After a long career of leadership and commitment to Connecticut workers, Jim Parent stepped down from the position of Assistant Directing Business Representative of IAM District 26, a role that included serving as chief negotiator for IAM-represented UTC workers at Pratt & Whitney, Hamilton Sundstrand and United Technologies Corporation (UTC) Power.

Parent led major battles in which IAM-represented workers squared off against UTC.  These included a decade of upheaval at Pratt & Whitney, with a successful strike in 2001 that gained ground-breaking Job Security language, two stunning court victories stopping Pratt from moving work out of state, and a two-year struggle that saw the closure of the Cheshire plant, but with every displaced worker being assigned to jobs in Pratt’s East Hartford or Middletown plants.

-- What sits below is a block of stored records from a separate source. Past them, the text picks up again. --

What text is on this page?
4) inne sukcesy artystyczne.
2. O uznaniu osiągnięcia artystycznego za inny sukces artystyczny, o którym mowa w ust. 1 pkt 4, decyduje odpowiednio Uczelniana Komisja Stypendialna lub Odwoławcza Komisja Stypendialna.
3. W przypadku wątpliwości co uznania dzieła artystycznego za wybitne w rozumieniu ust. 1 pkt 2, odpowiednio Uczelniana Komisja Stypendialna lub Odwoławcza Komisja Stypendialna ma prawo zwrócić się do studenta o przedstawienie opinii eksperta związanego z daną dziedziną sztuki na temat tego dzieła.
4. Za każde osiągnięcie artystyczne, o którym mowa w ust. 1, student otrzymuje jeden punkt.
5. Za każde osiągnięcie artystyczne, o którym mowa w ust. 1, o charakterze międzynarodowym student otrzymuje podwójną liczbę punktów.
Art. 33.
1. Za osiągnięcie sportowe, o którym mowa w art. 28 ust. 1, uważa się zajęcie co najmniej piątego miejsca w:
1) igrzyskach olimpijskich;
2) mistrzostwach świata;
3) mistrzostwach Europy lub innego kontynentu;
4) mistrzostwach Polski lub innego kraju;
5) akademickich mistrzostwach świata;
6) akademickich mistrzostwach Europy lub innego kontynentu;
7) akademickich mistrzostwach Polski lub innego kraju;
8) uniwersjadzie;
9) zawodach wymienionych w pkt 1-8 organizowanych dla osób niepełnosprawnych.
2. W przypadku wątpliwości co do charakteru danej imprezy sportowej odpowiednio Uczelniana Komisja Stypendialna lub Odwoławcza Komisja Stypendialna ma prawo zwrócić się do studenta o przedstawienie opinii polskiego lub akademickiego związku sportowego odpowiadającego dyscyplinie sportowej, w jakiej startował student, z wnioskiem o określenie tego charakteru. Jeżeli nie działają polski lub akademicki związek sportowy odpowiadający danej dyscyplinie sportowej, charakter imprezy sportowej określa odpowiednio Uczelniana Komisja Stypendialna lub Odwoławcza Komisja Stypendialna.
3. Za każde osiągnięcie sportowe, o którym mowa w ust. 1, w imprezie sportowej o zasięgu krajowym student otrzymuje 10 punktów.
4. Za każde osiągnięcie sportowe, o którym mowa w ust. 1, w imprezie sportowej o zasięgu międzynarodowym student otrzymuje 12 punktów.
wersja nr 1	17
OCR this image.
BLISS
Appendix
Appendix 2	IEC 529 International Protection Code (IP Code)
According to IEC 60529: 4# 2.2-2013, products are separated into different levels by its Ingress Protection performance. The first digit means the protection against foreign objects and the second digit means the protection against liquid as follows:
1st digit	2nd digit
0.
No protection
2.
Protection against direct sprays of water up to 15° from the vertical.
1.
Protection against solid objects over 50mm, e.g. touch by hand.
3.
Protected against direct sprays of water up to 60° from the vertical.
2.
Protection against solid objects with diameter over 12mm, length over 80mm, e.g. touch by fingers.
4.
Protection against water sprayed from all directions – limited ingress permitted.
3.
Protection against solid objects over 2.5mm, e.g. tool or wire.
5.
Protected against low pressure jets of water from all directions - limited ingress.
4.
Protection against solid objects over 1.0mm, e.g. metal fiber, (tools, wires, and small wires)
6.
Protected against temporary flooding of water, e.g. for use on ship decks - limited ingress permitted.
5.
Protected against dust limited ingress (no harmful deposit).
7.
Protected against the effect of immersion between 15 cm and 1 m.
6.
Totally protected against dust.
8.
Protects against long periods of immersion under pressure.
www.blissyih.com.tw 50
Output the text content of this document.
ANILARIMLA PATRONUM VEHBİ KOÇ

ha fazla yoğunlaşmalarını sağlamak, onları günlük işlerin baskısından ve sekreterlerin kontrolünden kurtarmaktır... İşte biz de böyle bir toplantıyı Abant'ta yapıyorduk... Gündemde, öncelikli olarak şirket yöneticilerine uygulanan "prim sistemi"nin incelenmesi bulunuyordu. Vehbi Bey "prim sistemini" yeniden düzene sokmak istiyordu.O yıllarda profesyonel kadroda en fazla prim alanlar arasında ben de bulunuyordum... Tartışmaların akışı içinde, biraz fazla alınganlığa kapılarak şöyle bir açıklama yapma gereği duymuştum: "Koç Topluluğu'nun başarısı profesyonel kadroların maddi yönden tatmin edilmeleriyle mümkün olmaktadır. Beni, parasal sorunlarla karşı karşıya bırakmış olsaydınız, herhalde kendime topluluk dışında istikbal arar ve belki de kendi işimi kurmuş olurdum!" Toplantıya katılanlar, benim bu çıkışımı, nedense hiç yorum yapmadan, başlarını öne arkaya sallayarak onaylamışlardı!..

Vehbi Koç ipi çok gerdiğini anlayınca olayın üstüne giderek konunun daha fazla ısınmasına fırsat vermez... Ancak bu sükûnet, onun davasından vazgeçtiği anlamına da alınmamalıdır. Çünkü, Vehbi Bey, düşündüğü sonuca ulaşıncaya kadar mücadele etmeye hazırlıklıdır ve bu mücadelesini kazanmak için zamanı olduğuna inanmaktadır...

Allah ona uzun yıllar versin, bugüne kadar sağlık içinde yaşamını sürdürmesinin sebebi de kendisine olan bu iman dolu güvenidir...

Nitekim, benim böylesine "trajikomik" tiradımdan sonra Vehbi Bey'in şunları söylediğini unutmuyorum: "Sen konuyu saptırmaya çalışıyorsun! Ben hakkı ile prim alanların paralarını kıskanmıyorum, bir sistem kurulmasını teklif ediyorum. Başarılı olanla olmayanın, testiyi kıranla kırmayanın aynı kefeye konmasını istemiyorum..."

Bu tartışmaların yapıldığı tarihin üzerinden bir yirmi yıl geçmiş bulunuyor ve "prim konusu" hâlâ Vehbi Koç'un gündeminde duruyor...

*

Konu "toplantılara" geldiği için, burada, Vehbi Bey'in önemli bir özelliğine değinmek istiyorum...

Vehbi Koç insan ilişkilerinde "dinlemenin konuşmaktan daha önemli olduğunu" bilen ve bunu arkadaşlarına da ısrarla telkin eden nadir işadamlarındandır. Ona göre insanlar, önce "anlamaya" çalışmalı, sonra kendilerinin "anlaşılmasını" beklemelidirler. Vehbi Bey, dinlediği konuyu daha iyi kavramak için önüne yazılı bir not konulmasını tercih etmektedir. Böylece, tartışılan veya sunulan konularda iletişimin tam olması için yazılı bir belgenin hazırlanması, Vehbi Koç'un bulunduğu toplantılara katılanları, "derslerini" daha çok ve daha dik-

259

Parent, who began work at Pratt in 1970, was first elected as a full-time IAM rep in 1981.  In addition to his position as Assistant DBR, Parent served as President of the CT State Council of Machinists, Vice President of the CT AFL-CIO, member of the CT Employment & Training Commission, and Unemployment Appeals Review Board, along with numerous other positions.

Taking over for Parent is District 26 Business Representative Mike Stone, who has been active in the IAM for twenty-five years. Stone will also assume the role as chief union negotiator for IAM-represented workers at UTC.